Process-level parallelism. The CLI splits input sequences into chunks and processes them in independent worker processes (--cpus). Each worker loads its own HMM profiles and runs single-threaded short-circuit search. This avoids GIL contention and scales near-linearly to 4+ cores. The library API is intentionally single-process — parallelization is left to user code, where workload and resource constraints are understood.
Caveats
- Tested on fungi only. pyitsx supports all ITSx organism groups via
--organism, but development and testing have focused exclusively on fungal ITS (organism groupF). Other groups should work — the underlying search and chain logic is organism-agnostic — but have not been validated. - FAST mode profile ordering is tuned for fungi. The short-circuit optimization in FAST mode searches the most frequently matched profiles first. The built-in profile ordering is derived from empirical fungal datasets. For other organism groups, the first search run will be slower as profiles are tried in an unoptimized order; subsequent searches within the same process benefit from learned ordering.
- HMM profiles are not bundled. An ITSx installation (or a copy of its
HMMs/directory) is required. Set--hmm-dirorPYITSX_HMM_DIRto the profile directory if ITSx is not on PATH.
Acknowledgments
pyitsx builds on the work of several projects:
ITSx established the HMM profile-based approach to ITS boundary detection that pyitsx (and all tools in this space) depends on. pyitsx uses the ITSx HMM profiles directly and would not exist without this foundational work.

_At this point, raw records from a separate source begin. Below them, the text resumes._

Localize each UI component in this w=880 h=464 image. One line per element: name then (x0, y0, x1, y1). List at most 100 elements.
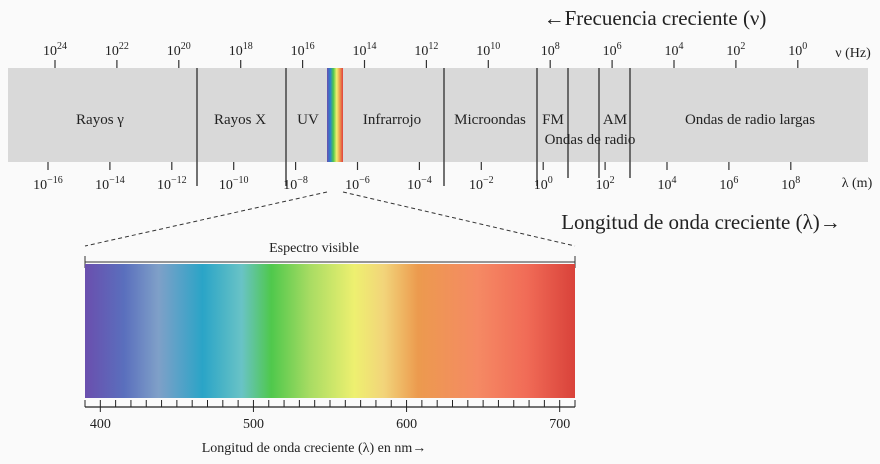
frequency-tick-exponent: 18 (243, 41, 253, 52)
frequency-tick-base: 10 (603, 44, 617, 59)
frequency-tick-label: 104 (665, 41, 684, 59)
frequency-tick-exponent: 12 (428, 41, 438, 52)
frequency-tick-label: 102 (726, 41, 745, 59)
frequency-tick-exponent: 22 (119, 41, 129, 52)
wavelength-tick-base: 10 (781, 178, 795, 193)
wavelength-tick-base: 10 (719, 178, 733, 193)
frequency-tick-base: 10 (105, 44, 119, 59)
wavelength-tick-label: 10−12 (157, 175, 187, 193)
wavelength-tick-label: 10−6 (345, 175, 370, 193)
frequency-tick-base: 10 (541, 44, 555, 59)
frequency-axis: 1024 1022 1020 1018 1016 1014 1012 1010 108 106 10… (43, 41, 807, 68)
frequency-tick-label: 100 (788, 41, 807, 59)
frequency-tick-label: 1012 (414, 41, 438, 59)
band-label-gamma: Rayos γ (76, 112, 124, 128)
wavelength-tick-exponent: −12 (171, 175, 187, 186)
band-label-infrared: Infrarrojo (363, 112, 421, 128)
frequency-tick-label: 1020 (167, 41, 191, 59)
frequency-direction-label: ←Frecuencia creciente (ν) (544, 6, 767, 30)
wavelength-tick-exponent: 2 (610, 175, 615, 186)
wavelength-tick-label: 108 (781, 175, 800, 193)
wavelength-tick-exponent: 6 (733, 175, 738, 186)
visible-axis-labels: 400 500 600 700 (90, 417, 570, 432)
wavelength-tick-base: 10 (407, 178, 421, 193)
wavelength-unit-label: λ (m) (842, 176, 873, 191)
wavelength-direction-label: Longitud de onda creciente (λ)→ (561, 210, 841, 234)
frequency-tick-base: 10 (788, 44, 802, 59)
visible-axis-ticks (84, 400, 576, 412)
frequency-tick-base: 10 (353, 44, 367, 59)
wavelength-tick-base: 10 (157, 178, 171, 193)
frequency-tick-base: 10 (291, 44, 305, 59)
wavelength-tick-exponent: −10 (233, 175, 249, 186)
frequency-tick-label: 1016 (291, 41, 315, 59)
wavelength-tick-base: 10 (219, 178, 233, 193)
frequency-tick-label: 1014 (353, 41, 377, 59)
wavelength-tick-exponent: −14 (109, 175, 125, 186)
frequency-tick-base: 10 (229, 44, 243, 59)
visible-tick-label: 700 (549, 417, 570, 432)
frequency-tick-exponent: 16 (305, 41, 315, 52)
frequency-tick-label: 1024 (43, 41, 67, 59)
wavelength-tick-exponent: 0 (548, 175, 553, 186)
frequency-tick-base: 10 (43, 44, 57, 59)
band-label-long-radio: Ondas de radio largas (685, 112, 815, 128)
wavelength-tick-label: 102 (596, 175, 615, 193)
wavelength-tick-base: 10 (283, 178, 297, 193)
wavelength-tick-exponent: −6 (359, 175, 370, 186)
wavelength-tick-label: 10−8 (283, 175, 308, 193)
frequency-tick-label: 108 (541, 41, 560, 59)
band-label-fm: FM (542, 112, 564, 128)
wavelength-tick-exponent: −8 (297, 175, 308, 186)
frequency-tick-base: 10 (414, 44, 428, 59)
wavelength-tick-label: 10−14 (95, 175, 125, 193)
wavelength-tick-base: 10 (534, 178, 548, 193)
frequency-tick-exponent: 24 (57, 41, 67, 52)
wavelength-tick-label: 10−4 (407, 175, 432, 193)
wavelength-tick-label: 100 (534, 175, 553, 193)
band-label-uv: UV (297, 112, 319, 128)
frequency-tick-exponent: 14 (367, 41, 377, 52)
frequency-tick-base: 10 (665, 44, 679, 59)
wavelength-tick-label: 10−2 (469, 175, 494, 193)
spectrum-band-strip (8, 68, 868, 162)
wavelength-tick-base: 10 (658, 178, 672, 193)
frequency-tick-label: 1022 (105, 41, 129, 59)
zoom-guide-lines (84, 191, 576, 247)
visible-axis-title: Longitud de onda creciente (λ) en nm→ (202, 441, 427, 456)
frequency-tick-exponent: 8 (555, 41, 560, 52)
frequency-tick-exponent: 20 (181, 41, 191, 52)
frequency-tick-base: 10 (476, 44, 490, 59)
frequency-tick-exponent: 2 (740, 41, 745, 52)
frequency-tick-label: 106 (603, 41, 622, 59)
wavelength-tick-label: 104 (658, 175, 677, 193)
frequency-tick-label: 1018 (229, 41, 253, 59)
zoom-line-left (84, 191, 328, 247)
wavelength-tick-base: 10 (469, 178, 483, 193)
band-label-radio: Ondas de radio (545, 132, 636, 148)
wavelength-tick-base: 10 (33, 178, 47, 193)
wavelength-tick-exponent: −2 (483, 175, 494, 186)
wavelength-axis: 10−16 10−14 10−12 10−10 10−8 10−6 10−4 10−2 100 1… (33, 162, 800, 193)
wavelength-tick-exponent: 4 (672, 175, 677, 186)
frequency-tick-exponent: 10 (490, 41, 500, 52)
frequency-tick-base: 10 (726, 44, 740, 59)
wavelength-tick-label: 10−10 (219, 175, 249, 193)
frequency-tick-base: 10 (167, 44, 181, 59)
visible-tick-label: 600 (396, 417, 417, 432)
band-dividers (196, 68, 631, 186)
visible-band-marker (327, 68, 343, 162)
wavelength-tick-exponent: 8 (795, 175, 800, 186)
band-label-am: AM (603, 112, 627, 128)
frequency-tick-exponent: 6 (617, 41, 622, 52)
frequency-tick-label: 1010 (476, 41, 500, 59)
wavelength-tick-label: 10−16 (33, 175, 63, 193)
wavelength-tick-base: 10 (596, 178, 610, 193)
visible-tick-label: 500 (243, 417, 264, 432)
wavelength-tick-label: 106 (719, 175, 738, 193)
wavelength-tick-exponent: −16 (47, 175, 63, 186)
visible-tick-label: 400 (90, 417, 111, 432)
frequency-unit-label: ν (Hz) (835, 46, 871, 61)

Bengtsson-Palme, J., Ryberg, M., Hartmann, M., Branco, S., Wang, Z., Godhe, A., De Wit, P., Sánchez-García, M., Ebersberger, I., de Sousa, F., Amend, A., Jumpponen, A., Unterseher, M., Kristiansson, E., Abarenkov, K., & Nilsson, R. H. (2013). Improved software detection and extraction of ITS1 and ITS2 from ribosomal ITS sequences of fungi and other eukaryotes for analysis of environmental sequencing data. Methods in Ecology and Evolution, 4(10), 914–919. https://doi.org/10.1111/2041-210X.12073
ITSxRust introduced the four-anchor chain model with partial-chain fallback and confidence labels that pyitsx's chain-building and region inference logic is based on.

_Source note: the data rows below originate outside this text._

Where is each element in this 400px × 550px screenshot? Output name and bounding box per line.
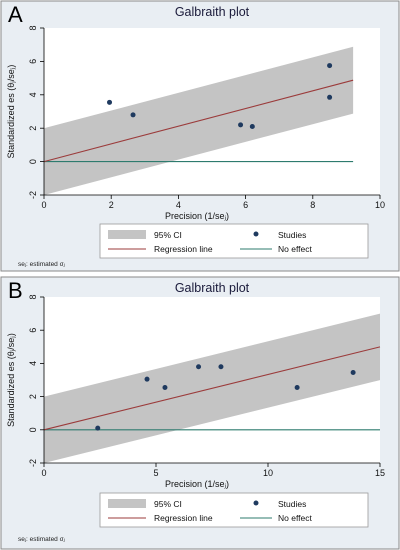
study-point-2 — [238, 122, 244, 128]
legend-label-ci: 95% CI — [154, 230, 182, 240]
study-point-4 — [218, 364, 224, 370]
legend-box — [99, 223, 369, 259]
footnote: seⱼ: estimated σⱼ — [18, 536, 65, 543]
footnote: seⱼ: estimated σⱼ — [18, 261, 65, 268]
legend-label-studies: Studies — [278, 230, 306, 240]
y-tick-label: 2 — [28, 394, 38, 399]
y-axis-label: Standardized es (θⱼ/seⱼ) — [6, 65, 16, 159]
chart-title: Galbraith plot — [175, 281, 250, 295]
study-point-3 — [196, 364, 202, 370]
regression-line — [43, 79, 354, 163]
y-axis-label: Standardized es (θⱼ/seⱼ) — [6, 333, 16, 427]
study-point-1 — [144, 376, 150, 382]
legend-label-regression: Regression line — [154, 513, 213, 523]
legend: 95% CI Studies Regression line No effect — [99, 223, 369, 259]
study-point-6 — [350, 370, 356, 376]
study-point-4 — [327, 63, 333, 69]
legend: 95% CI Studies Regression line No effect — [99, 492, 369, 528]
legend-label-regression: Regression line — [154, 244, 213, 254]
x-tick-label: 0 — [41, 200, 46, 210]
legend-label-studies: Studies — [278, 499, 306, 509]
x-axis-label: Precision (1/seⱼ) — [165, 211, 229, 221]
y-tick-label: 4 — [28, 361, 38, 366]
legend-swatch-ci — [108, 499, 146, 508]
x-tick-label: 6 — [243, 200, 248, 210]
study-point-5 — [327, 94, 333, 100]
y-tick-label: 6 — [28, 59, 38, 64]
y-tick-label: 4 — [28, 92, 38, 97]
study-point-0 — [107, 99, 113, 105]
y-tick-label: 2 — [28, 126, 38, 131]
legend-label-ci: 95% CI — [154, 499, 182, 509]
x-tick-label: 10 — [375, 200, 385, 210]
regression-line — [43, 346, 381, 431]
study-point-2 — [162, 384, 168, 390]
x-tick-label: 5 — [153, 468, 158, 478]
x-tick-label: 8 — [310, 200, 315, 210]
x-tick-label: 2 — [109, 200, 114, 210]
x-tick-label: 4 — [176, 200, 181, 210]
study-point-5 — [294, 384, 300, 390]
study-point-3 — [249, 124, 255, 130]
legend-swatch-studies — [253, 500, 259, 506]
y-tick-label: -2 — [28, 191, 38, 199]
y-tick-label: 8 — [28, 25, 38, 30]
panel-letter: B — [8, 278, 23, 303]
y-tick-label: -2 — [28, 459, 38, 467]
y-tick-label: 8 — [28, 294, 38, 299]
study-point-0 — [95, 425, 101, 431]
chart-title: Galbraith plot — [175, 5, 250, 19]
legend-label-no-effect: No effect — [278, 244, 313, 254]
x-tick-label: 10 — [263, 468, 273, 478]
study-point-1 — [130, 112, 136, 118]
y-tick-label: 0 — [28, 427, 38, 432]
y-tick-label: 0 — [28, 159, 38, 164]
legend-label-no-effect: No effect — [278, 513, 313, 523]
x-axis-label: Precision (1/seⱼ) — [165, 479, 229, 489]
x-tick-label: 0 — [41, 468, 46, 478]
legend-swatch-studies — [253, 231, 259, 237]
panel-letter: A — [8, 2, 23, 27]
x-tick-label: 15 — [375, 468, 385, 478]
legend-box — [99, 492, 369, 528]
y-tick-label: 6 — [28, 328, 38, 333]
legend-swatch-ci — [108, 230, 146, 239]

O'Brien, A., Lagos, C., Fernández, K., Ojeda, B., & Parada, P. (2026). ITSxRust: ITS region extraction with partial-chain recovery and structured diagnostics for long-read amplicon sequencing. bioRxiv. https://doi.org/10.64898/2026.02.25.707950
PyHMMER provides the in-process Cython bindings to HMMER3 that make pyitsx's performance possible — replacing subprocess calls and file I/O with direct C-level HMM search.